The mama bear in me kicked in. I was not going to sit around and watch my child die after all he had already been through. I got photocopies of all of his chart notes (yes, like I said, this was before the digital age). I had copies of his actual MRI films made, then my family bought us a new Radio Shack Compaq computer, and I signed up for dial up internet (talk about TORTURE!). Day in and day out, I sat at my desk researching treatment options and clinical trials while simultaneously trying to keep life as normal as I could for both of my children. I personally contacted every single brain tumor program and clinical trial in the country and Fed Exed more chart notes and MRIs than I can count, but I just kept coming up against brick walls.

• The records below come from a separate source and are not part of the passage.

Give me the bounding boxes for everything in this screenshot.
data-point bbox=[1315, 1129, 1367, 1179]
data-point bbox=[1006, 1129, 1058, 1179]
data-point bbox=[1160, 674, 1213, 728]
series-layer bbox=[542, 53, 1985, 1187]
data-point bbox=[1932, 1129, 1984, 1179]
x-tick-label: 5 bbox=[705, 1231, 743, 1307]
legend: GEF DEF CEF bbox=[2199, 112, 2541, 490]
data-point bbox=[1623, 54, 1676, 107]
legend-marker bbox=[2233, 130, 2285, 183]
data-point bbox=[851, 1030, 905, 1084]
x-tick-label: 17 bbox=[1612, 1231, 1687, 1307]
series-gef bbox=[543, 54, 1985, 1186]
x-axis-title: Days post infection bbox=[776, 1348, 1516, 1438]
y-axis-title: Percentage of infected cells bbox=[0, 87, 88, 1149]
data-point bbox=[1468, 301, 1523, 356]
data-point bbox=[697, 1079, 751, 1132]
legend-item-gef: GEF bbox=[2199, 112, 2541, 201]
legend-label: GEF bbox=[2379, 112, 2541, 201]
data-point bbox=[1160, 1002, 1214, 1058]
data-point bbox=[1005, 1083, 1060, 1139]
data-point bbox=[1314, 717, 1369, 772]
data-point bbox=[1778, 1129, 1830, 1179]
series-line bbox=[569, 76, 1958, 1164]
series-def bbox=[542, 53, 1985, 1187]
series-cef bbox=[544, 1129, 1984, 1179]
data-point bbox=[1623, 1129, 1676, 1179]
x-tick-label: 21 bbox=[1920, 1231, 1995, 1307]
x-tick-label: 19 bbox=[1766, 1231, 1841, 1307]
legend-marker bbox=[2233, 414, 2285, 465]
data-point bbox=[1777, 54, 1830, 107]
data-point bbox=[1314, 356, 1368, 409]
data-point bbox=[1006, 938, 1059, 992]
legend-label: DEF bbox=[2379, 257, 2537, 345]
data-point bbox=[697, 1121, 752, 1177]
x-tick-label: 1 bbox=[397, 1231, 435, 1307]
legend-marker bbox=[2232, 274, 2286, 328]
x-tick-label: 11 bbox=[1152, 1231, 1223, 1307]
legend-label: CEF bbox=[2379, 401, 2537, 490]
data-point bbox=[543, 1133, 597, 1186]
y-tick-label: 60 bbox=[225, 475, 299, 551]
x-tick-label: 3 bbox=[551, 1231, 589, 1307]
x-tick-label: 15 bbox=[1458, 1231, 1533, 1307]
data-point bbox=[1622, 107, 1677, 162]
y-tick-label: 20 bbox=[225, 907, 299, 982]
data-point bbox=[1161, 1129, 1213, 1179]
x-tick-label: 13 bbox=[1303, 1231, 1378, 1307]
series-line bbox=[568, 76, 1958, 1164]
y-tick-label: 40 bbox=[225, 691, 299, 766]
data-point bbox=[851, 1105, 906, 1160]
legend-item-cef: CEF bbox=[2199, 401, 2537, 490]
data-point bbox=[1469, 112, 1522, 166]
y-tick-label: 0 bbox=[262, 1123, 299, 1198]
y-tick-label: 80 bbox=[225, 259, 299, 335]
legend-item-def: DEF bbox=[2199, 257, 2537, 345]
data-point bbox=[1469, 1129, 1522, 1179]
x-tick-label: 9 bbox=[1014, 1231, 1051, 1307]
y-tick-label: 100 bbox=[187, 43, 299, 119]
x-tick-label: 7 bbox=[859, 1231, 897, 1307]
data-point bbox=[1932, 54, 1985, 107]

Time and time again, Iwould hear that it can’t be done, he’s too young, it’s too dangerous, or that he was already receiving the chemotherapy trial they would have put him on. That is…until one pioneering neurosurgeon at NYU Medical center called me. He reviewed Grant’s case and had taken it before his tumor board. He told them he believed he could successfully remove most of it with their new technique and they agreed. ‘I hate to bring you all the way across the country, but I really believe I can do this,’ he said, and I believed him. Finally, we had some hope and I started to believe Grant could actually survive this.
Surgery was scheduled for December 30th, the day after Grant’s 2nd birthday, but insurance refused to pay. Not only was this outside of the normal standard of care, but it was also outside of our network. On Christmas Eve, we got the phone call from our HMO that they had decided to cover the surgery after all. We were in business…Miracle #3. We arrived in the Big Apple two days later and after getting over the culture shock (having come from rural and coastal Oregon) we settled in for what was to come.
The day came when we would have to hand our toddler over to have scalpels slicing through his flesh, power tools sawing through his skull, and a skilled surgeon’s hands meticulously removing a tumor that was killing our son, piece by piece. They told me they preferred for a parent to take the children in because it helped with anesthesia to keep the child calm. I will never forget what it felt like to dress in a ‘bunny suit’ and to carry my son down the hall into the operating room.
I glanced around the room, seeing tools peeking out from underneath drapes and realizing that this could in fact be the last time I ever saw my son. I kissed his head, laid him on the table, and turned to walk away. Hours and hours passed and the nurse came out to let us know that things were going well. Hours more passed and the surgeon appeared. The impossible had become possible. He had been able to successfully remove about 95% of the tumor…miracle #4! Our son was going to live!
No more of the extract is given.